TouchDesigner as Method
The same enquiry is then carried into TouchDesigner, where the memory objects are broken as point clouds: images dissolved into pixel grids, each particle’s position on the z-axis driven by the image’s own brightness values. The result is a slowly pulsating, as if breathing, images given depth and time. Three interface buttons navigate the three memory categories; for the Perceived Reinterpretation, a live webcam feed overlays the original fragment, making the viewer’s environment an active participant in how the memory is seen.
Installation as Method
The installation format is chosen for its interactive aspect. The projected audience’s presence becomes a critical part of the project. Viewers alter the visual distortion of the memory objects through the webcam and, through that same input, contribute to the music. The installation is site-specific in a meaningful sense: a brighter room dominates the imagery differently than a dark one; a loud environment changes the sonic register entirely. The environment, like culture itself, influences how memory sounds or looks.
The node system revealed a parallel with the topic. Image information was broken down and then passed on by nodes, each designed for different functions, coming from different “families” (SOPs, TOPs, CHOPs, etc.) each taking a piece of data from an image and passes it on. Similar to the fragmentation of culture for the sake of accessibility of memory for a CCK. It is through this fragmentation process that the images continue to evolve and live on.

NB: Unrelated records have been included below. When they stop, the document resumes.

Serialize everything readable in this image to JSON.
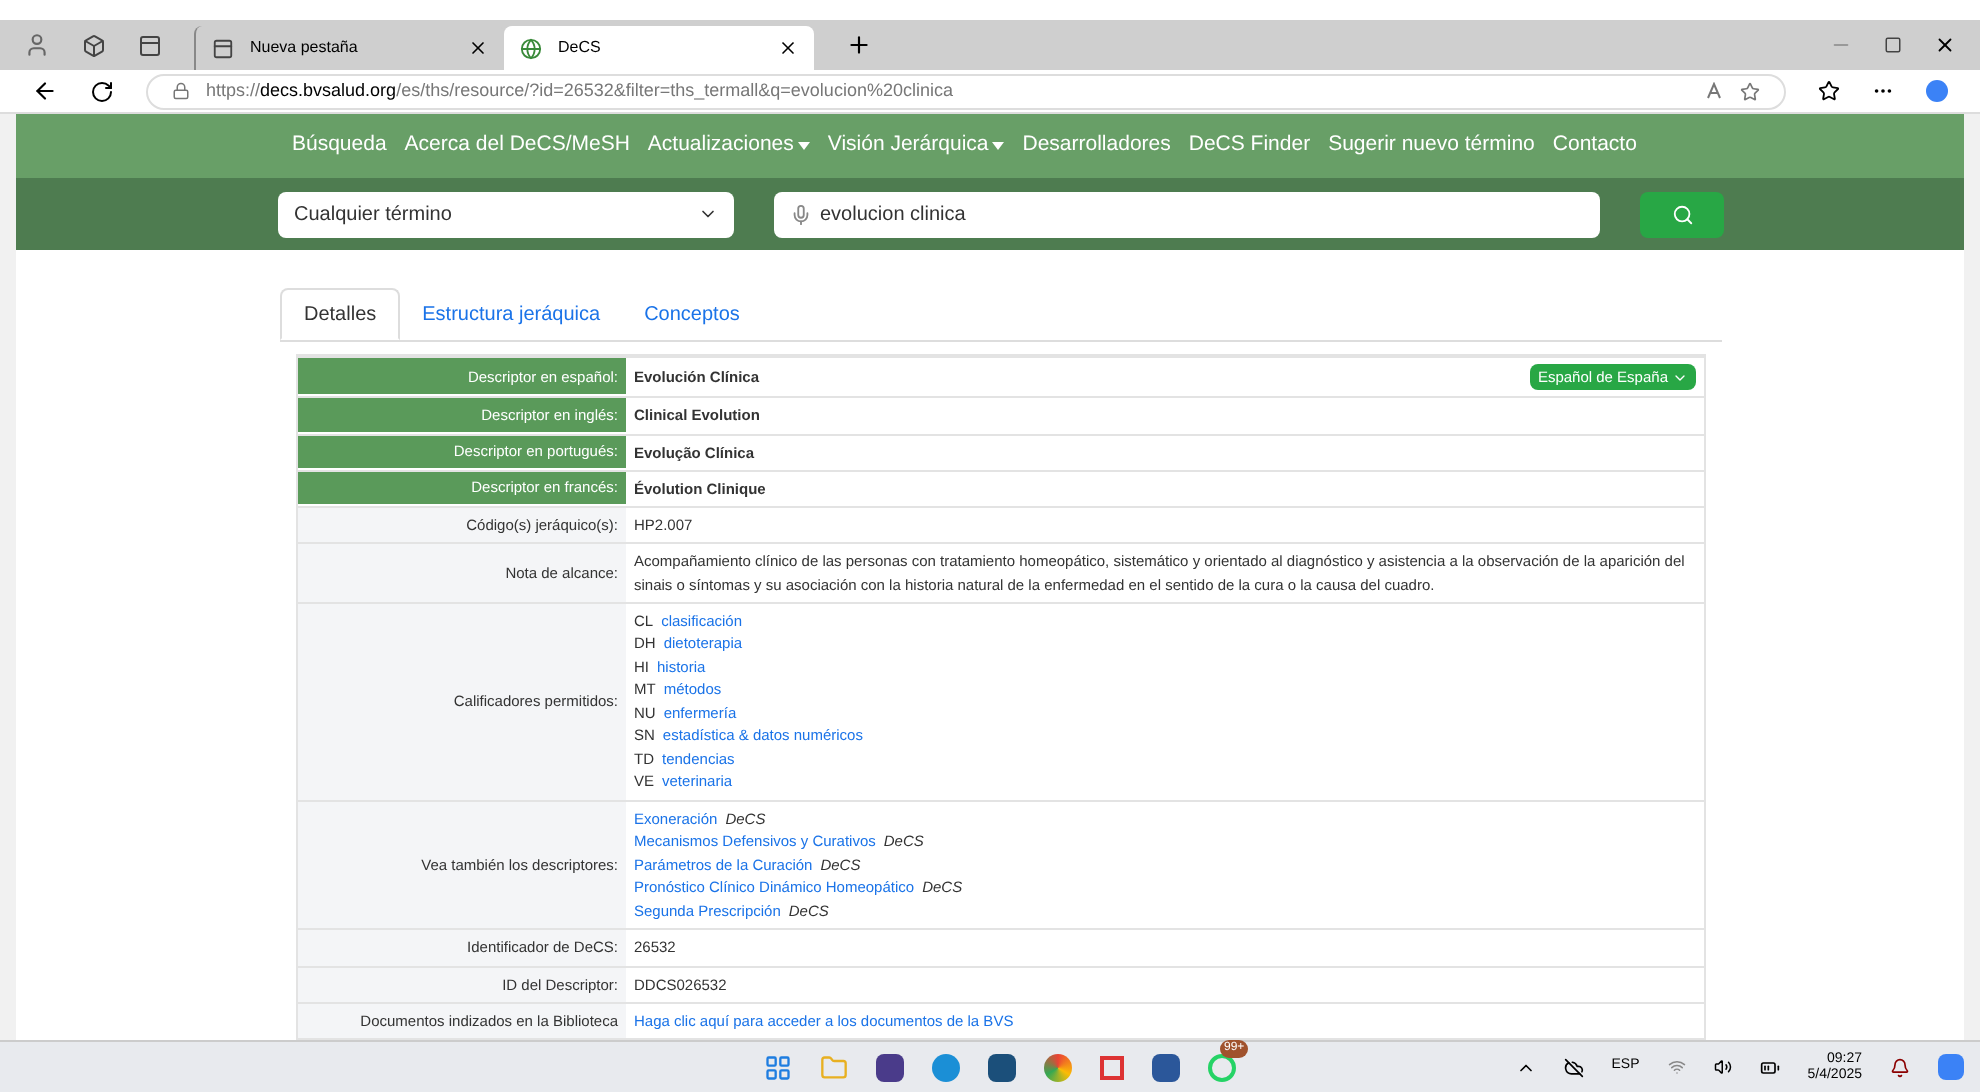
{
  "browser": {
    "tabs": [
      {
        "title": "Nueva pestaña",
        "selected": false
      },
      {
        "title": "DeCS",
        "selected": true
      }
    ],
    "url": {
      "scheme": "https://",
      "host": "decs.bvsalud.org",
      "path": "/es/ths/resource/?id=26532&filter=ths_termall&q=evolucion%20clinica"
    }
  },
  "nav": [
    {
      "label": "Búsqueda",
      "dropdown": false
    },
    {
      "label": "Acerca del DeCS/MeSH",
      "dropdown": false
    },
    {
      "label": "Actualizaciones",
      "dropdown": true
    },
    {
      "label": "Visión Jerárquica",
      "dropdown": true
    },
    {
      "label": "Desarrolladores",
      "dropdown": false
    },
    {
      "label": "DeCS Finder",
      "dropdown": false
    },
    {
      "label": "Sugerir nuevo término",
      "dropdown": false
    },
    {
      "label": "Contacto",
      "dropdown": false
    }
  ],
  "search": {
    "scope": "Cualquier término",
    "query": "evolucion clinica"
  },
  "tabs": [
    {
      "label": "Detalles",
      "selected": true
    },
    {
      "label": "Estructura jeráquica",
      "selected": false
    },
    {
      "label": "Conceptos",
      "selected": false
    }
  ],
  "language_button": "Español de España",
  "rows": [
    {
      "kind": "text",
      "label": "Descriptor en español:",
      "highlighted": true,
      "bold": true,
      "value": "Evolución Clínica"
    },
    {
      "kind": "text",
      "label": "Descriptor en inglés:",
      "highlighted": true,
      "bold": true,
      "value": "Clinical Evolution"
    },
    {
      "kind": "text",
      "label": "Descriptor en portugués:",
      "highlighted": true,
      "bold": true,
      "value": "Evolução Clínica"
    },
    {
      "kind": "text",
      "label": "Descriptor en francés:",
      "highlighted": true,
      "bold": true,
      "value": "Évolution Clinique"
    },
    {
      "kind": "text",
      "label": "Código(s) jeráquico(s):",
      "highlighted": false,
      "bold": false,
      "value": "HP2.007"
    },
    {
      "kind": "text",
      "label": "Nota de alcance:",
      "highlighted": false,
      "bold": false,
      "value": "Acompañamiento clínico de las personas con tratamiento homeopático, sistemático y orientado al diagnóstico y asistencia a la observación de la aparición del sinais o síntomas y su asociación con la historia natural de la enfermedad en el sentido de la cura o la causa del cuadro."
    },
    {
      "kind": "qualifiers",
      "label": "Calificadores permitidos:",
      "items": [
        {
          "code": "CL",
          "name": "clasificación"
        },
        {
          "code": "DH",
          "name": "dietoterapia"
        },
        {
          "code": "HI",
          "name": "historia"
        },
        {
          "code": "MT",
          "name": "métodos"
        },
        {
          "code": "NU",
          "name": "enfermería"
        },
        {
          "code": "SN",
          "name": "estadística & datos numéricos"
        },
        {
          "code": "TD",
          "name": "tendencias"
        },
        {
          "code": "VE",
          "name": "veterinaria"
        }
      ]
    },
    {
      "kind": "links",
      "label": "Vea también los descriptores:",
      "items": [
        {
          "name": "Exoneración",
          "source": "DeCS"
        },
        {
          "name": "Mecanismos Defensivos y Curativos",
          "source": "DeCS"
        },
        {
          "name": "Parámetros de la Curación",
          "source": "DeCS"
        },
        {
          "name": "Pronóstico Clínico Dinámico Homeopático",
          "source": "DeCS"
        },
        {
          "name": "Segunda Prescripción",
          "source": "DeCS"
        }
      ]
    },
    {
      "kind": "text",
      "label": "Identificador de DeCS:",
      "highlighted": false,
      "bold": false,
      "value": "26532"
    },
    {
      "kind": "text",
      "label": "ID del Descriptor:",
      "highlighted": false,
      "bold": false,
      "value": "DDCS026532"
    },
    {
      "kind": "link",
      "label": "Documentos indizados en la Biblioteca",
      "value": "Haga clic aquí para acceder a los documentos de la BVS"
    }
  ],
  "taskbar": {
    "badge": "99+",
    "language": "ESP",
    "time": "09:27",
    "date": "5/4/2025"
  }
}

The feedback from participants was a positive one. They generally noted a meditative, zen, cathartic feeling. The immersivity brought them intimately close to the images and stories. One respondent noted having the camera up close demonstrated that. The combination of the music and visuals was magical and therapeutic, prompting another respondent to suggest trying out traumatic memories, or therapy usage. The most surprising however is how they used the buttons as if an instrument. After reading, the interface became more about play than narrative.
From Nodes to Notes
The visual data — RGB values, brightness, layering ratios, is
simultaneously routed into VCV Rack, where it drives a synthesizer not operated by a performer but by the images themselves. The memory objects are given voice. The musical system is tuned to the Javanese “Slendro” scale, a pentatonic structure whose five tones are inherently self-harmonising. Whatever notes the images generate, resolution is built into the system. “Slendro” becomes the project’s structural argument that fragments from different cultural origins, however distant or displaced, are capable of finding harmony with one another. In the future, it would be interesting to experiment with different scales.
Overall, the project was more than mending fragments, it added something more, a beautiful blend of memories and collaboration.